First colored girl in the office: 1950s workplace integration

Check out this oddity from the 1950s: A dramatically-acted government film about a company hiring its first black office employee.

The film, The New Girl in the Office, was made by the President's Committee on Government Contracts, an agency created by President Dwight Eisenhower in 1953 (JFK changed the title of the agency in 1961, leaving me to believe the film is from the 1950s).

The New Girl in the Office stars Gail Fisher as Mary the aforementioned girl who gets a secretarial job in a white-owned company because of new federal equal employment policies. Employees are hostile and Mary is get the picture. The film features Ed Asner, Lou Gossett, Clarice Taylor and other actors whose faces would, along with Gail's, become familiar in the decade to come.

The film is 30 minutes long and is almost laughably dead-serious--and a little patronizing--in its earnestness. "She's gotta be so likeable, that any white girl with a chip on her shoulder would think twice before she starts any trouble," one character says.

Which isn't to say there aren't some laughs here, although unintentional. The Urban League leader who tells  the very cute Mary at 11:32 that not taking chances causes one's pride to "shrink down to 10 inches" is clearly trying to send her a coded message of a different sort, ain't he? And I think the boss's secretary is passing--that's why she's accepting. The dark-haired male executive with the hot coffee fetish is also, I bet.

Some good old mid-century sexism is at play. The women are the cattiest about Mary; the guys seemed to take it in stride. One of the chicks threatens to quit, but instead of letting her go, the boss persuades her to stay to keep the other women from leaving. Pimp!

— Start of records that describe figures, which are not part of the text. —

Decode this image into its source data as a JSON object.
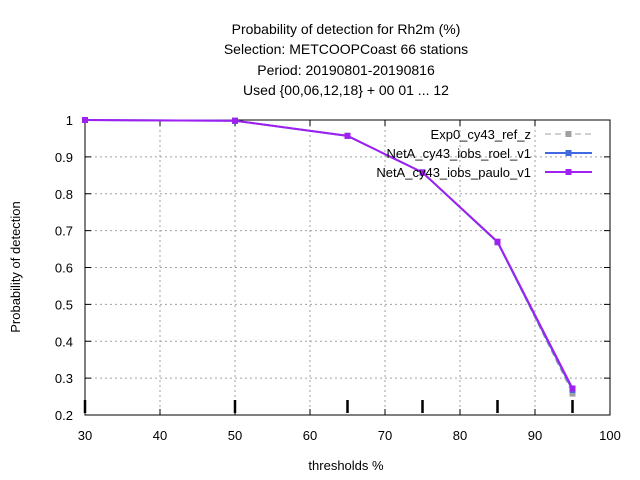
{
  "chart_data": {
    "type": "line",
    "title_lines": [
      "Probability of detection  for Rh2m (%)",
      "Selection: METCOOPCoast     66 stations",
      "Period: 20190801-20190816",
      "Used {00,06,12,18} + 00 01 ... 12"
    ],
    "xlabel": "thresholds %",
    "ylabel": "Probability of detection",
    "xlim": [
      30,
      100
    ],
    "ylim": [
      0.2,
      1.0
    ],
    "xticks": [
      30,
      40,
      50,
      60,
      70,
      80,
      90,
      100
    ],
    "yticks": [
      0.2,
      0.3,
      0.4,
      0.5,
      0.6,
      0.7,
      0.8,
      0.9,
      1.0
    ],
    "ytick_labels": [
      "0.2",
      "0.3",
      "0.4",
      "0.5",
      "0.6",
      "0.7",
      "0.8",
      "0.9",
      "1"
    ],
    "grid": true,
    "legend_position": "top-right",
    "threshold_markers": [
      30,
      50,
      65,
      75,
      85,
      95
    ],
    "series": [
      {
        "name": "Exp0_cy43_ref_z",
        "color": "#a0a0a0",
        "dash": true,
        "x": [
          30,
          50,
          65,
          75,
          85,
          95
        ],
        "y": [
          1.0,
          0.998,
          0.957,
          0.857,
          0.668,
          0.258
        ]
      },
      {
        "name": "NetA_cy43_iobs_roel_v1",
        "color": "#4169e1",
        "dash": false,
        "x": [
          30,
          50,
          65,
          75,
          85,
          95
        ],
        "y": [
          1.0,
          0.998,
          0.957,
          0.858,
          0.669,
          0.268
        ]
      },
      {
        "name": "NetA_cy43_iobs_paulo_v1",
        "color": "#a020f0",
        "dash": false,
        "x": [
          30,
          50,
          65,
          75,
          85,
          95
        ],
        "y": [
          1.0,
          0.998,
          0.957,
          0.858,
          0.67,
          0.272
        ]
      }
    ]
  }
}
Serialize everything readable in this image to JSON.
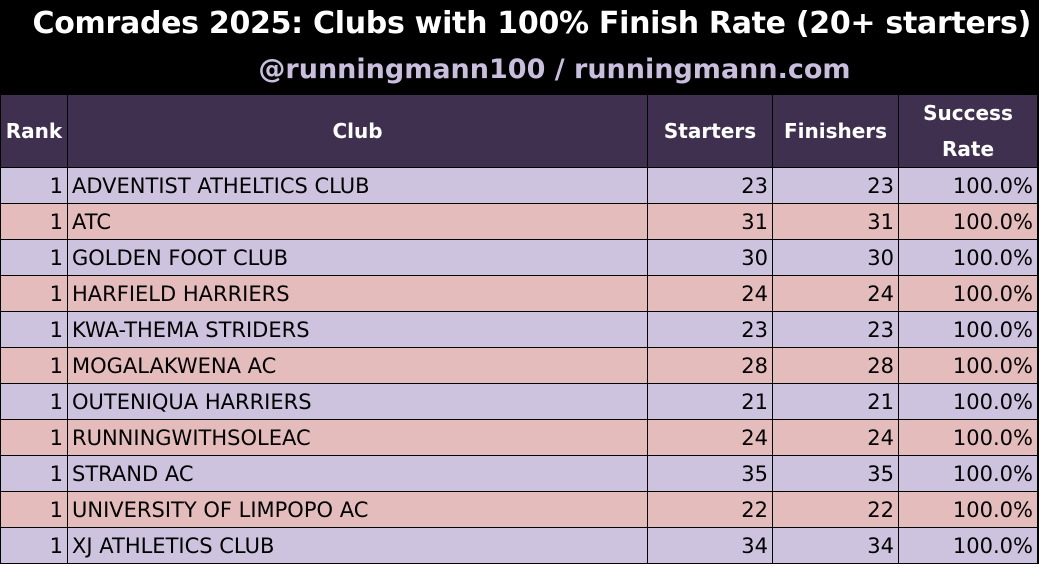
{
  "header": {
    "title": "Comrades 2025: Clubs with 100% Finish Rate (20+ starters)",
    "subtitle": "@runningmann100 / runningmann.com"
  },
  "colors": {
    "header_bg": "#403050",
    "row_odd": "#cdc3de",
    "row_even": "#e5bcbc",
    "subtitle": "#c9bedd"
  },
  "chart_data": {
    "type": "table",
    "title": "Comrades 2025: Clubs with 100% Finish Rate (20+ starters)",
    "subtitle": "@runningmann100 / runningmann.com",
    "columns": [
      "Rank",
      "Club",
      "Starters",
      "Finishers",
      "Success Rate"
    ],
    "rows": [
      [
        "1",
        "ADVENTIST ATHELTICS CLUB",
        "23",
        "23",
        "100.0%"
      ],
      [
        "1",
        "ATC",
        "31",
        "31",
        "100.0%"
      ],
      [
        "1",
        "GOLDEN FOOT CLUB",
        "30",
        "30",
        "100.0%"
      ],
      [
        "1",
        "HARFIELD HARRIERS",
        "24",
        "24",
        "100.0%"
      ],
      [
        "1",
        "KWA-THEMA STRIDERS",
        "23",
        "23",
        "100.0%"
      ],
      [
        "1",
        "MOGALAKWENA AC",
        "28",
        "28",
        "100.0%"
      ],
      [
        "1",
        "OUTENIQUA HARRIERS",
        "21",
        "21",
        "100.0%"
      ],
      [
        "1",
        "RUNNINGWITHSOLEAC",
        "24",
        "24",
        "100.0%"
      ],
      [
        "1",
        "STRAND AC",
        "35",
        "35",
        "100.0%"
      ],
      [
        "1",
        "UNIVERSITY OF LIMPOPO AC",
        "22",
        "22",
        "100.0%"
      ],
      [
        "1",
        "XJ ATHLETICS CLUB",
        "34",
        "34",
        "100.0%"
      ]
    ]
  }
}
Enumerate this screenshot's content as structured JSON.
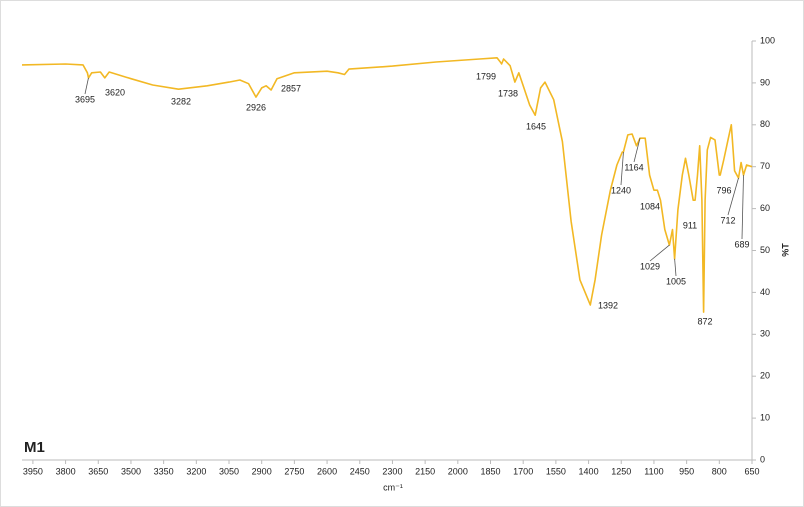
{
  "chart_data": {
    "type": "line",
    "x_label": "cm⁻¹",
    "y_label": "%T",
    "xlim": [
      4000,
      650
    ],
    "ylim": [
      0,
      100
    ],
    "xticks": [
      3950,
      3800,
      3650,
      3500,
      3350,
      3200,
      3050,
      2900,
      2750,
      2600,
      2450,
      2300,
      2150,
      2000,
      1850,
      1700,
      1550,
      1400,
      1250,
      1100,
      950,
      800,
      650
    ],
    "yticks": [
      0,
      10,
      20,
      30,
      40,
      50,
      60,
      70,
      80,
      90,
      100
    ],
    "series": [
      {
        "name": "M1",
        "color": "#f2b824",
        "x": [
          4000,
          3800,
          3720,
          3700,
          3695,
          3680,
          3640,
          3620,
          3600,
          3500,
          3400,
          3282,
          3150,
          3050,
          3000,
          2960,
          2926,
          2900,
          2880,
          2857,
          2830,
          2750,
          2600,
          2550,
          2520,
          2500,
          2300,
          2100,
          1900,
          1820,
          1805,
          1799,
          1790,
          1760,
          1738,
          1720,
          1700,
          1670,
          1645,
          1620,
          1600,
          1560,
          1520,
          1480,
          1440,
          1400,
          1392,
          1370,
          1340,
          1300,
          1270,
          1245,
          1240,
          1220,
          1200,
          1180,
          1164,
          1140,
          1120,
          1100,
          1084,
          1070,
          1050,
          1029,
          1015,
          1005,
          990,
          970,
          955,
          940,
          920,
          911,
          900,
          890,
          880,
          872,
          865,
          855,
          840,
          820,
          800,
          796,
          780,
          760,
          745,
          730,
          712,
          700,
          689,
          675,
          650
        ],
        "values": [
          94.3,
          94.5,
          94.3,
          92.4,
          91.2,
          92.4,
          92.6,
          91.2,
          92.6,
          91,
          89.5,
          88.5,
          89.3,
          90.2,
          90.7,
          89.8,
          86.6,
          88.8,
          89.3,
          88.3,
          91,
          92.4,
          92.8,
          92.4,
          92,
          93.3,
          94,
          95,
          95.7,
          96,
          95,
          94.5,
          95.7,
          94.1,
          90.2,
          92.4,
          89.3,
          84.7,
          82.3,
          88.8,
          90.2,
          86,
          76,
          57,
          43,
          38,
          37,
          43,
          53.7,
          64.4,
          70.4,
          73.5,
          73.5,
          77.6,
          77.8,
          75,
          76.8,
          76.8,
          68,
          64.4,
          64.4,
          62,
          55,
          51.3,
          55,
          48,
          59.7,
          68,
          72,
          68,
          62,
          62,
          68,
          75,
          62,
          35.3,
          62,
          74,
          77,
          76.4,
          68,
          68,
          71.6,
          76.4,
          80,
          69,
          67.3,
          71,
          68,
          70.4,
          70
        ]
      }
    ],
    "peaks": [
      3695,
      3620,
      3282,
      2926,
      2857,
      1799,
      1738,
      1645,
      1392,
      1240,
      1164,
      1084,
      1029,
      1005,
      911,
      872,
      796,
      712,
      689
    ]
  }
}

Of course, the secretaries end up accepting Mary. Even the one that threatened to quit. I wish she would have made a sequel in about 1970 when Mary goes back to school, gets her degrees, and decides to move up the ladder a little more.

As an actress, Gail Fisher was a bit of a ground-breaker herself. An early 1960s spot she did for All laundry detergent made her the first black person to have speaking lines in a national television commercial. She's best known for being Joe Mannix's secretary--and clearly he was digging on her--in the 1968 to 1975 television show Mannix. She died in 2000 at 65.